Numbers aside, "successful" may be a good word to use to describe Columbia’s tech startups.

"I think an important story about tech entrepreneurship that is lost sometimes is that Columbia performs actually pretty good on a per-capita basis nationwide," Gann said.

EquipmentShare, a construction technology solutions company, and Zapier, an online automation tool, are both approaching billion-dollar valuations, and they are both a product of Columbia Startup Weekend. The weekend is an annual event in which teams explore business ideas with the help of mentors, culminating in presentations in front of a panel of judges.

Having two Columbia-native companies that have risen to that high of a status "is incredibly significant for a community of this size," Gann said. "There are much larger communities with robust entrepreneurial support programs that can’t say that."

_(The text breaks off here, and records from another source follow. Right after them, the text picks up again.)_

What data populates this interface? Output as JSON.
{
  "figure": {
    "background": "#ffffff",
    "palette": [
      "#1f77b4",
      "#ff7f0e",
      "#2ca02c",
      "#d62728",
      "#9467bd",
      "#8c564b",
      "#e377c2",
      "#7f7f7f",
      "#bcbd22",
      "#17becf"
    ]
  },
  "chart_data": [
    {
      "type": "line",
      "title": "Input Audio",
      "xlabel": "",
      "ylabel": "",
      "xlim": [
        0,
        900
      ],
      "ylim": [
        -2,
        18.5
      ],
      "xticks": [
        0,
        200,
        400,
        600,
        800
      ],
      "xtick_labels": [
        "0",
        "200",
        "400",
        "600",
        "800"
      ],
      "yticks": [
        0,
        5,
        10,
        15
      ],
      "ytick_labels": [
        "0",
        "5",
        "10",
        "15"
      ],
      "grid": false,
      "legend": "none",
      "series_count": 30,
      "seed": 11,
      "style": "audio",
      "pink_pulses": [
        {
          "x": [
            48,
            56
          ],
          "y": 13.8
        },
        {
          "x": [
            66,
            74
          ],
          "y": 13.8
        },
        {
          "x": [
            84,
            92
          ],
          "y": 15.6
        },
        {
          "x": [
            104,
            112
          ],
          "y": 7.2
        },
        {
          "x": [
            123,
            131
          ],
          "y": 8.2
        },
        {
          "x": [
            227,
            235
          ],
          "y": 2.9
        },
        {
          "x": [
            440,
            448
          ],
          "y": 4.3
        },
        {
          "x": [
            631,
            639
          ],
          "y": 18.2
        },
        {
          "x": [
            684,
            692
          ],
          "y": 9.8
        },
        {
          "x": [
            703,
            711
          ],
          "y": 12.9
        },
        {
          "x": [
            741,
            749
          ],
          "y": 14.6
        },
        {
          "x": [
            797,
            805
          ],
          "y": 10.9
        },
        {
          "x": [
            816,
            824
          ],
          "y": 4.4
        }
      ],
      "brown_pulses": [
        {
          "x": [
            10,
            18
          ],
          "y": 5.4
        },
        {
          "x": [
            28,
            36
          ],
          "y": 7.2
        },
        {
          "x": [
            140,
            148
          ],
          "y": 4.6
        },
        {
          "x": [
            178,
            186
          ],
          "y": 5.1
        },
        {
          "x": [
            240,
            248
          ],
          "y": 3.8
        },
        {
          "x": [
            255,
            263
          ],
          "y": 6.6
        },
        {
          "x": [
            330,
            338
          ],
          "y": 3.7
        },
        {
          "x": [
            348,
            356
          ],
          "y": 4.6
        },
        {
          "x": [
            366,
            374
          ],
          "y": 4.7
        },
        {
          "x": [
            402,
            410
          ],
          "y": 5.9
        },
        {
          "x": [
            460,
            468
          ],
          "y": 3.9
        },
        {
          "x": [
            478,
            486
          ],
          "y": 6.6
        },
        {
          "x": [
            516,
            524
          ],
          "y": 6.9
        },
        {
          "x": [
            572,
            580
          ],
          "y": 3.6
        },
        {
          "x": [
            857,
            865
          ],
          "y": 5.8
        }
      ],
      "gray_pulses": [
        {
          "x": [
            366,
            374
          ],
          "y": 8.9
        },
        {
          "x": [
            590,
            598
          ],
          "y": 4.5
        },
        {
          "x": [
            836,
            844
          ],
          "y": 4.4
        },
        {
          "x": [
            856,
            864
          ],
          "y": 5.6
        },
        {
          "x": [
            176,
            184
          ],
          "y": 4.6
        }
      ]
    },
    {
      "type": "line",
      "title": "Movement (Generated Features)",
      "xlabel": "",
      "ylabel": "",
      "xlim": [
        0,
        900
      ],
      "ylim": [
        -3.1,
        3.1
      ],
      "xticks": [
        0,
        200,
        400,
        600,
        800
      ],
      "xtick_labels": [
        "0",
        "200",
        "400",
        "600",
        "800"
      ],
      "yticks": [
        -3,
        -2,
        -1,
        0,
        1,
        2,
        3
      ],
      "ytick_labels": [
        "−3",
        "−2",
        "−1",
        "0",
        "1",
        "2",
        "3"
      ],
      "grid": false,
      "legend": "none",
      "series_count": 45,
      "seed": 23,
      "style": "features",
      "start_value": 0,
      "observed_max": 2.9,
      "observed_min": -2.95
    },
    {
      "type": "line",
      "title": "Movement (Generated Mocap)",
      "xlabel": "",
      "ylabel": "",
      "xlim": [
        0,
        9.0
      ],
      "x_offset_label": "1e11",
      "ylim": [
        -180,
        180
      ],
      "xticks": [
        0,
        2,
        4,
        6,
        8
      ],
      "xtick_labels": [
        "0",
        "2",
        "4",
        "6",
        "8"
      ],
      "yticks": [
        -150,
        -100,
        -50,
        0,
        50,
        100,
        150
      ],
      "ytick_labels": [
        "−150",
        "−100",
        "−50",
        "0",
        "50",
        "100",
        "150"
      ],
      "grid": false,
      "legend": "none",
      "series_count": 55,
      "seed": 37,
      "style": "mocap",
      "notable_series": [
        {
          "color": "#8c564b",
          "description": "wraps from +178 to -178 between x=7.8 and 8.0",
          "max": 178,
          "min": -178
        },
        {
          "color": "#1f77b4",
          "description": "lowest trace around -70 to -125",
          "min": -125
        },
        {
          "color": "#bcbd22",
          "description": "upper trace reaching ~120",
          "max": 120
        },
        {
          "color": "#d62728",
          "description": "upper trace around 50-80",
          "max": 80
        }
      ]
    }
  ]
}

On the capital investment side of things, support is continuing to grow, Bunch said. The Women’s Investment Network for Entrepreneurs is a Columbia investment group that helps grow women-led companies. It formed last year.

While Columbia is no San Francisco, tech startups still play a significant role in the community.

"I think sometimes people might think that these kinds of things only happen in Silicon Valley or in Boston, and in truth, it happens here," Gann said.